“Quando o namoro tem mais opinião do que afeto”
Sempre acreditei que um relacionamento era um compromisso entre duas pessoas. Simples, direto, íntimo. Mas, aparentemente, para algumas pessoas, esse número é apenas o começo.
Ela havia acabado de entrar em um novo grupo de amigos. Tudo parecia harmonioso conversas, encontros e aquela leve sensação de pertencimento. Mas bastou o relacionamento começar para que os papéis se embaralhassem: quem era amigo, quem era juiz, quem era conselheiro não oficial da relação?

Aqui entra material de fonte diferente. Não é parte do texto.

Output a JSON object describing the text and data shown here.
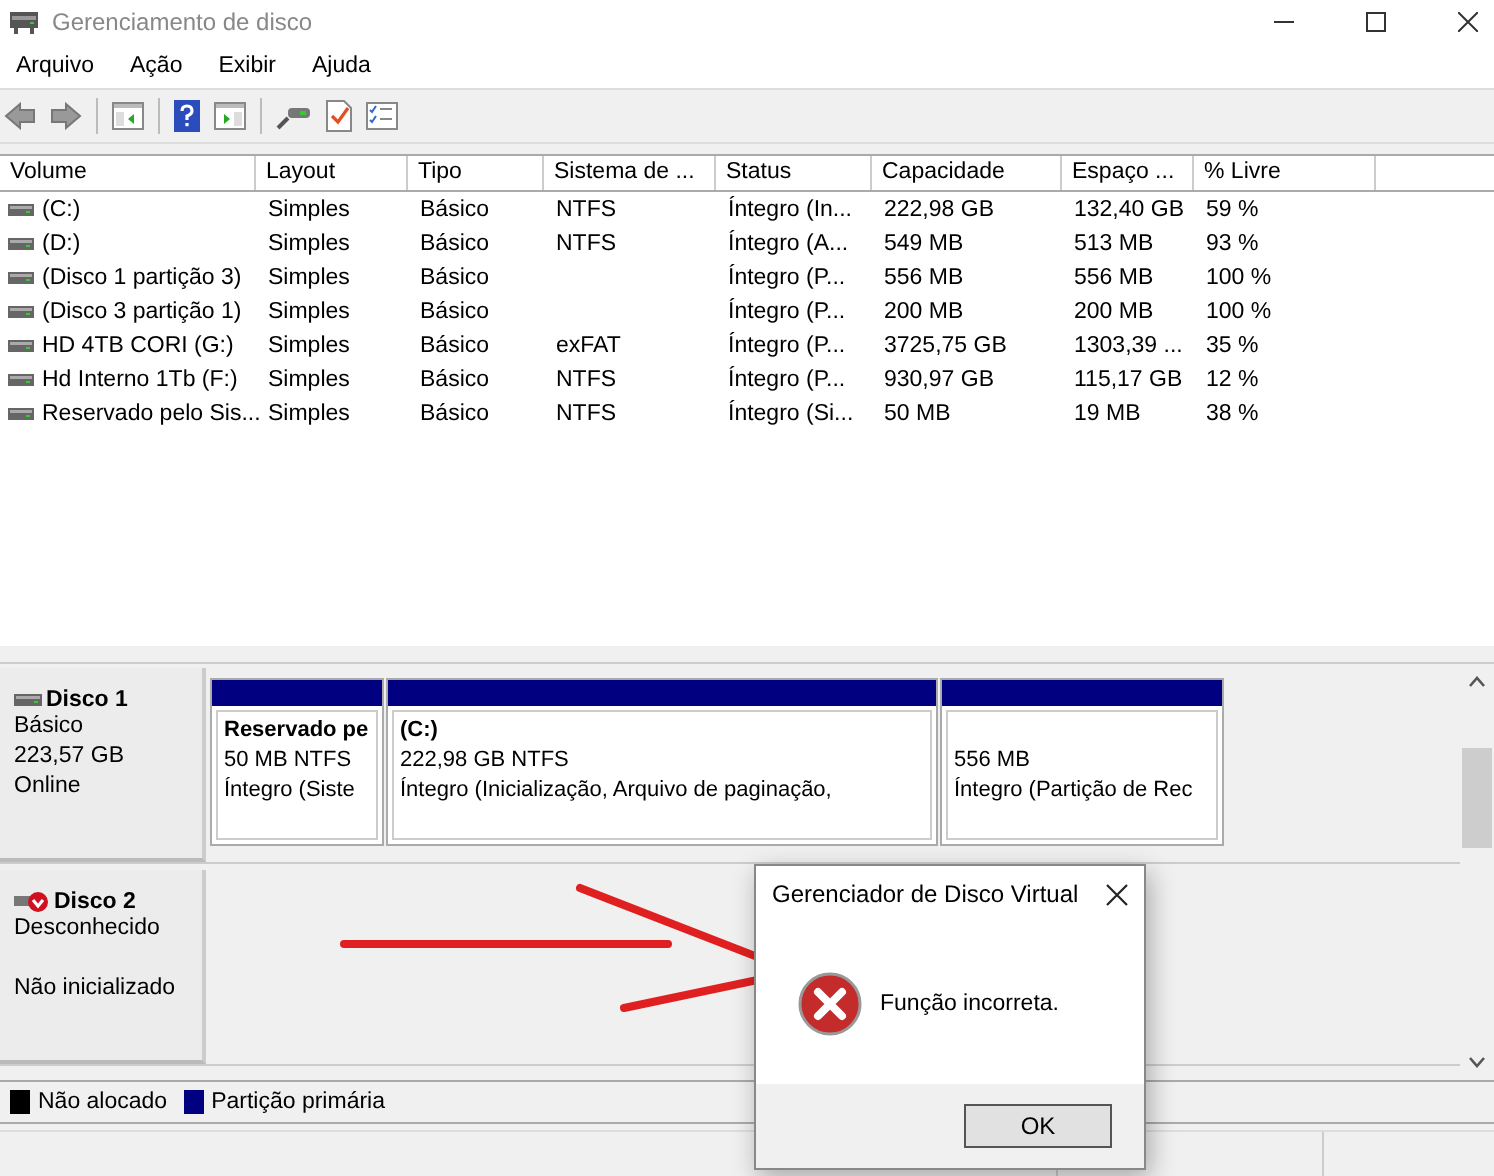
{
  "window": {
    "title": "Gerenciamento de disco"
  },
  "menu": [
    "Arquivo",
    "Ação",
    "Exibir",
    "Ajuda"
  ],
  "table": {
    "columns": [
      "Volume",
      "Layout",
      "Tipo",
      "Sistema de ...",
      "Status",
      "Capacidade",
      "Espaço ...",
      "% Livre"
    ],
    "rows": [
      [
        "(C:)",
        "Simples",
        "Básico",
        "NTFS",
        "Íntegro (In...",
        "222,98 GB",
        "132,40 GB",
        "59 %"
      ],
      [
        "(D:)",
        "Simples",
        "Básico",
        "NTFS",
        "Íntegro (A...",
        "549 MB",
        "513 MB",
        "93 %"
      ],
      [
        "(Disco 1 partição 3)",
        "Simples",
        "Básico",
        "",
        "Íntegro (P...",
        "556 MB",
        "556 MB",
        "100 %"
      ],
      [
        "(Disco 3 partição 1)",
        "Simples",
        "Básico",
        "",
        "Íntegro (P...",
        "200 MB",
        "200 MB",
        "100 %"
      ],
      [
        "HD 4TB CORI (G:)",
        "Simples",
        "Básico",
        "exFAT",
        "Íntegro (P...",
        "3725,75 GB",
        "1303,39 ...",
        "35 %"
      ],
      [
        "Hd Interno 1Tb (F:)",
        "Simples",
        "Básico",
        "NTFS",
        "Íntegro (P...",
        "930,97 GB",
        "115,17 GB",
        "12 %"
      ],
      [
        "Reservado pelo Sis...",
        "Simples",
        "Básico",
        "NTFS",
        "Íntegro (Si...",
        "50 MB",
        "19 MB",
        "38 %"
      ]
    ]
  },
  "disks": [
    {
      "kind": "online",
      "name": "Disco 1",
      "lines": [
        "Básico",
        "223,57 GB",
        "Online"
      ],
      "partitions": [
        {
          "name": "Reservado pe",
          "size": "50 MB NTFS",
          "status": "Íntegro (Siste"
        },
        {
          "name": "(C:)",
          "size": "222,98 GB NTFS",
          "status": "Íntegro (Inicialização, Arquivo de paginação,"
        },
        {
          "size": "556 MB",
          "status": "Íntegro (Partição de Rec"
        }
      ]
    },
    {
      "kind": "error",
      "name": "Disco 2",
      "lines": [
        "Desconhecido",
        "Não inicializado"
      ]
    }
  ],
  "legend": [
    {
      "label": "Não alocado",
      "color": "#000000"
    },
    {
      "label": "Partição primária",
      "color": "#000080"
    }
  ],
  "dialog": {
    "title": "Gerenciador de Disco Virtual",
    "message": "Função incorreta.",
    "button": "OK"
  }
}
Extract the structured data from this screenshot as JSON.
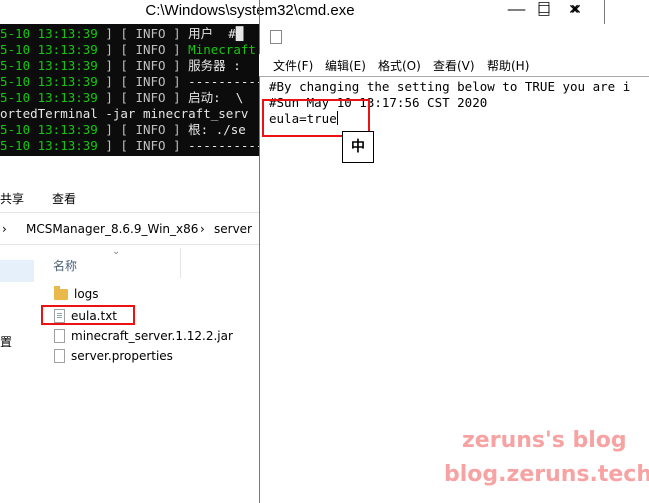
{
  "cmd": {
    "title": "C:\\Windows\\system32\\cmd.exe",
    "lines": [
      {
        "ts": "5-10 13:13:39",
        "pre": " ] [ ",
        "lvl": "INFO",
        "post": " ] ",
        "msg": "用户  #█",
        "green": false
      },
      {
        "ts": "5-10 13:13:39",
        "pre": " ] [ ",
        "lvl": "INFO",
        "post": " ] ",
        "msg": "Minecraft Serve",
        "green": true
      },
      {
        "ts": "5-10 13:13:39",
        "pre": " ] [ ",
        "lvl": "INFO",
        "post": " ] ",
        "msg": "服务器 :",
        "green": false
      },
      {
        "ts": "5-10 13:13:39",
        "pre": " ] [ ",
        "lvl": "INFO",
        "post": " ] ",
        "msg": "----------",
        "green": false
      },
      {
        "ts": "5-10 13:13:39",
        "pre": " ] [ ",
        "lvl": "INFO",
        "post": " ] ",
        "msg": "启动:  \\",
        "green": false
      },
      {
        "ts": "",
        "pre": "",
        "lvl": "",
        "post": "",
        "msg": "ortedTerminal -jar minecraft_serv",
        "green": false
      },
      {
        "ts": "5-10 13:13:39",
        "pre": " ] [ ",
        "lvl": "INFO",
        "post": " ] ",
        "msg": "根: ./se",
        "green": false
      },
      {
        "ts": "5-10 13:13:39",
        "pre": " ] [ ",
        "lvl": "INFO",
        "post": " ] ",
        "msg": "----------",
        "green": false
      }
    ],
    "controls": {
      "minimize": "—",
      "maximize": "□",
      "close": "✕"
    }
  },
  "explorer": {
    "ribbon": {
      "share": "共享",
      "view": "查看"
    },
    "breadcrumb": {
      "sep": "›",
      "path1": "MCSManager_8.6.9_Win_x86",
      "path2": "server",
      "chevron": "⌄"
    },
    "column_name": "名称",
    "nav_label": "置",
    "files": [
      {
        "name": "logs",
        "type": "folder"
      },
      {
        "name": "eula.txt",
        "type": "txt"
      },
      {
        "name": "minecraft_server.1.12.2.jar",
        "type": "file"
      },
      {
        "name": "server.properties",
        "type": "file"
      }
    ]
  },
  "notepad": {
    "menu": [
      "文件(F)",
      "编辑(E)",
      "格式(O)",
      "查看(V)",
      "帮助(H)"
    ],
    "lines": [
      "#By changing the setting below to TRUE you are i",
      "#Sun May 10 13:17:56 CST 2020",
      "eula=true"
    ],
    "ime_label": "中"
  },
  "watermark": {
    "line1": "zeruns's blog",
    "line2": "blog.zeruns.tech"
  },
  "colors": {
    "highlight": "#e11111",
    "watermark": "#f7a3a3",
    "console_green": "#16c60c"
  }
}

No momento em que ele a pediu em namoro, uma das amigas dele, com um certo ar de autoridade emocional, questionou: "Você tem certeza? Ela não é meio imatura e dramática demais?" E o mais chocante não foi a pergunta, mas a ausência de resposta. Nenhuma palavra de apoio, nenhuma tentativa de equilibrar a situação. Apenas o silêncio aquele silêncio que grita mais alto que qualquer frase maldosa.
Quando o seu parceiro se cala diante de um ataque, ele está sendo neutro… ou está simplesmente permitindo?
Uma das pessoas que entrevistei foi direta:
“Depende. Existem momentos em que a crítica tem verdade e defender é inconveniente. Mas isso tem que ser acordado entre os dois. Se você está defendendo alguém, é porque tem algo a ganhar com isso. Caso contrário, deve auxiliar depois, em vez de se envolver no momento.”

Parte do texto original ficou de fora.